The poor user who just wants to do div and mod on positive integers will pay
a penalty.  And consider the hard-luck case who actually needs rounding
towards zero; he would have to implement div'' and mod'' as:

fun a div'' b = if a<0 then ... else if b<0 then ... else a div b

That is, he'll have to insert tests that undo the test that the 
standard-library functions are doing; no wonder he'll think that functional
languages are slow.

Therefore, I propose:

div always rounds towards zero
mod is just    fun a mod b = a - b * (a div b)

If a user wants the current versions of div and mod, he can implement them;
and his implementation will be no worse in performance
than what happens now in the standard library functions!

And remember, I don't make this proposal because it's more elegant than
the current definition, just because it's what the machines actually do,
and users can easily synthesize the functions they really want from
the primitives.


5.  Interrupt

Consider the following:

   fun f() = (process(input(std_in, 10)); f())  handle Interrupt => f()

This is intended to be an Interrupt-proof loop (just like the "toplevel"
of an interactive ML system).  However, if two interrupts arrive in very
close succession, then the second will arrive in the exception handler
and will cause execution to terminate.  The only safe way to handle this
is to disable the interrupt button as soon as an Interrupt arrives,
with an explicit re-enabling of interrupts at the discretion of the program.
This requires the function:

enable_interrupt : unit -> unit

with (just for symmetry) a corresponding

disable_interrupt : unit -> unit

Then the function f() above can be written as

   fun f() = (enable_interrupt();
              process(input(std_in, 10)); f())  handle Interrupt => f()


6.  Arrays

I get tired of people telling me "ML doesn't have arrays, so I can't do X".
Then I have to explain that every ML compiler has arrays, even though
the language definition doesn't.  Perhaps it would be simpler to put them
in the language definition.


7.  Io exception

The current Io exception carries a string approximately of the form
"Cannot open s" where s is a filename. This is objectionable for two reasons.

First, it's not possible to pattern-match on substrings;  if the strings
are to be standardized, a datatype should be used.

Second, there's no indication of why a file cannot be opened (or written,
read, etc.).  Most operating systems are perfectly happy to provide a string
explaining what failed, e.g. "No such file or directory" or 
"Interrupted system call".  Therefore, I propose something like the following:

exception Io of {operation : string, filename : string, reason : string}

where operation is one of "open_in", "input", etc., filename is the
name of the stream (given to open_in or open_out) and reason is an
operating-system dependent explanation of what happened.

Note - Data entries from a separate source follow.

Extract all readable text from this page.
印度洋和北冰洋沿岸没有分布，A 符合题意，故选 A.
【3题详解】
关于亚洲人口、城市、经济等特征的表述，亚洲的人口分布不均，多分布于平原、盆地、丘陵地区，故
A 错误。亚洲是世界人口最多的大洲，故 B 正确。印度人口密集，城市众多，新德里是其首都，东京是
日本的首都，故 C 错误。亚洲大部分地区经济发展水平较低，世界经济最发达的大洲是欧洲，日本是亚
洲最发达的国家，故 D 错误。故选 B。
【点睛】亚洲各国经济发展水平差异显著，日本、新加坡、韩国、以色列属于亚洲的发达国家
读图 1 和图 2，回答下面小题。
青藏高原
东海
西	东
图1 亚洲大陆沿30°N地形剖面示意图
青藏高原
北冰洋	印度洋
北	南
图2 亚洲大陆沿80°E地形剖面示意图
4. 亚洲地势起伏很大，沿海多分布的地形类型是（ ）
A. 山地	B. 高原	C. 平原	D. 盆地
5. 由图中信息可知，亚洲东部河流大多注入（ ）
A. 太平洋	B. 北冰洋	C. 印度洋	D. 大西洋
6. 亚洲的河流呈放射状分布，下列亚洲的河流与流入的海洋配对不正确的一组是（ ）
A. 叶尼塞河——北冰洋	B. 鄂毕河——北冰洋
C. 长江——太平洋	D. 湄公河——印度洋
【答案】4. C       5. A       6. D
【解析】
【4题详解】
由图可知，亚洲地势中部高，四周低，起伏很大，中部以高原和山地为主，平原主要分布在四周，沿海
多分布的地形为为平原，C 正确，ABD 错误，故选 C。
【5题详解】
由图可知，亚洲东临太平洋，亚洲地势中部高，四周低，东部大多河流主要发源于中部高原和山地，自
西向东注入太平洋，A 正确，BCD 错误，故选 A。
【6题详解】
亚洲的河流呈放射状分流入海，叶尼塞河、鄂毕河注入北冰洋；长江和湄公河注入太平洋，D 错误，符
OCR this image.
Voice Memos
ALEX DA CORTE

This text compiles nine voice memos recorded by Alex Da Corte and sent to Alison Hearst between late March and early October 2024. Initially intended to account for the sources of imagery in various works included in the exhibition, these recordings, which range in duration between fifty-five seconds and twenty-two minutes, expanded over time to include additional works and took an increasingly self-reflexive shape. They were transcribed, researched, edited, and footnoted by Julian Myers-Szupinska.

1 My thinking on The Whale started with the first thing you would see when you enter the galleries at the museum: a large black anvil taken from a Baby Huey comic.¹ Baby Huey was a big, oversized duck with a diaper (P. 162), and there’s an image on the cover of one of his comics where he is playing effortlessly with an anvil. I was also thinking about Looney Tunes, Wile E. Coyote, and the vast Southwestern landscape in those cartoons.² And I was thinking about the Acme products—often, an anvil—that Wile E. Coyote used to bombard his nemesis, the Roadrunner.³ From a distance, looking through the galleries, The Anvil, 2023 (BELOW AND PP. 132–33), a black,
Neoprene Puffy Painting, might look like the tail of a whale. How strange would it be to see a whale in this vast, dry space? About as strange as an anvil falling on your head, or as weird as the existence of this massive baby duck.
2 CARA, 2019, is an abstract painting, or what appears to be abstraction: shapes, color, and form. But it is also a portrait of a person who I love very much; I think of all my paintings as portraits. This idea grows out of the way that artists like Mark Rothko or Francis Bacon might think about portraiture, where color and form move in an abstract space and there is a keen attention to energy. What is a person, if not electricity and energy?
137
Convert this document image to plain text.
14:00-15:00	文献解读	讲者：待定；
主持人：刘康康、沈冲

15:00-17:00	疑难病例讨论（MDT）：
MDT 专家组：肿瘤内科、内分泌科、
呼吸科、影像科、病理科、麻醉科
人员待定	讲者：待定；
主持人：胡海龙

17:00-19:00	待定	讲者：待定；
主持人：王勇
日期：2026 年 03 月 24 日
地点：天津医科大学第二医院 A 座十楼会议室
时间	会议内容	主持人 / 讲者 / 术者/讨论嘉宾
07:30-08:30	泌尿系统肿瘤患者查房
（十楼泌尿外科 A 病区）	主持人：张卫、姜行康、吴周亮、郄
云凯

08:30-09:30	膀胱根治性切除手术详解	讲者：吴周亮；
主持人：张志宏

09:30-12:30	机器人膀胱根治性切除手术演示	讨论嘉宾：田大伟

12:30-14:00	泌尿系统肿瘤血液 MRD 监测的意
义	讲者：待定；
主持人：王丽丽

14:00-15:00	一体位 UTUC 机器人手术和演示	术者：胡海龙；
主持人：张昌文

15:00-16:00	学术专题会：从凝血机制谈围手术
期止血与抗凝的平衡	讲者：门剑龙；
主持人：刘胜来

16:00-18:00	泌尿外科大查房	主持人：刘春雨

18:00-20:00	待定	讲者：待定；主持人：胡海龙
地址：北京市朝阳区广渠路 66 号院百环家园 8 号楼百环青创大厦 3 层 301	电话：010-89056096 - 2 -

Now it's much easier to pattern-match on Io failures, and the reasons for
failures are explained.


8.  curried input and output

All of the first 7 proposals are in some sense fundamental; there's no way
that a user can get the right effect by defining functions in his own
environment.  Proposal #8 is just cosmetic:  we propose that the 
input and output functions be curried.  We circulated this proposal about
a year ago and got no response.  Is anyone listening out there?